Denebilir ki, Türkiye Komünist Partisi TKP 1973 Atılımını yaparken Federal Almanya’da komünizm sempatizanı çok sayıda kadro ve sınıf bilinçli aktif bir işçi kitlesi bulduysa, bunda komünist olsun veya olmasın, göçün ilk yıllarından bu uğurda emek vermiş olan bu insanların büyük katkıları vardır. Yılmaz Karahasan ilk yıllarda ATTF Genel Sekreterliği görevini üstlenmiş, Fuat Bultan TBÖK adına Leningrad’daki Dünya Barış Kongresi’nde Türkiye’yi temsil etmiştir. TKP’nin Federal Almanya’dan Türkiye’ye uzanan ilk köprü başlarını kurmasında ve partinin Almanya’da güçlü bir örgüt yaratmasında bu dostların da küçümsenmeyecek emekleri olmuştur. Parti göçmen işçiler arasında bu kişilerin oluşmasına katkıda bulunduğu ilerici, sol ve demokratik ortam içerisinde örgütlenmiş ve gelişmiştir.

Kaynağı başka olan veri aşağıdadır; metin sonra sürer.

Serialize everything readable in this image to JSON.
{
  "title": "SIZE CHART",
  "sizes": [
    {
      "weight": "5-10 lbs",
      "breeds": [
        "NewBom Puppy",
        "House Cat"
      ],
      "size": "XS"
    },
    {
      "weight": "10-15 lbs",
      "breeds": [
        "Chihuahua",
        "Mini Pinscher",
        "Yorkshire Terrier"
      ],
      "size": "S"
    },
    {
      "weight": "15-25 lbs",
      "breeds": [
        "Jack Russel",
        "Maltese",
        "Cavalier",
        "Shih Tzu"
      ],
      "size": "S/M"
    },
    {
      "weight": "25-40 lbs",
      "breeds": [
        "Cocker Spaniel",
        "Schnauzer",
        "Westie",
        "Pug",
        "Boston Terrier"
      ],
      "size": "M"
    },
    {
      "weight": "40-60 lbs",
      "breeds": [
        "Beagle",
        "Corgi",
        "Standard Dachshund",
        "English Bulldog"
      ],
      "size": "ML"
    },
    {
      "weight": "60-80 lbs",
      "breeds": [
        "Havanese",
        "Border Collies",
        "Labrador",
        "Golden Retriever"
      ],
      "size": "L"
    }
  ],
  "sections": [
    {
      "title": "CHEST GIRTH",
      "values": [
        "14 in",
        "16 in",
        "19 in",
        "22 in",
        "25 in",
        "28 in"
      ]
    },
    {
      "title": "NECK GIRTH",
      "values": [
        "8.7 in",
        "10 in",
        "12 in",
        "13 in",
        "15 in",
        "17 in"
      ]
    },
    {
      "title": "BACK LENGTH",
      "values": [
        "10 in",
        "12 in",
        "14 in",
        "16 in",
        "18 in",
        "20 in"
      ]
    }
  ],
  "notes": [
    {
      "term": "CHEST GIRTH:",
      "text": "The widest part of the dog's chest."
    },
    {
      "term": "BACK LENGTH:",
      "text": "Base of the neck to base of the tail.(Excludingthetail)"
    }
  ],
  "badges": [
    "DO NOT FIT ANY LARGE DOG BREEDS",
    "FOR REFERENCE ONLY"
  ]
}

Yılmaz Karahasan’ı sonsuzluğa uğurlarken ve daha önce yitirdiğimiz Fuat Bultan’ı anarken savaş sonrası Almanya’da göçmen işçi tarihinin ilk dönemindeki bu çalışmaların da hatırlanmasının gerekli olduğunu düşündüm. Bu değerli katkı hem göçmen işçilerin hem de partimiz TKP’nin yakın tarihiyle sıkı sıkıya bağlıdır, unutulmaması gerekir.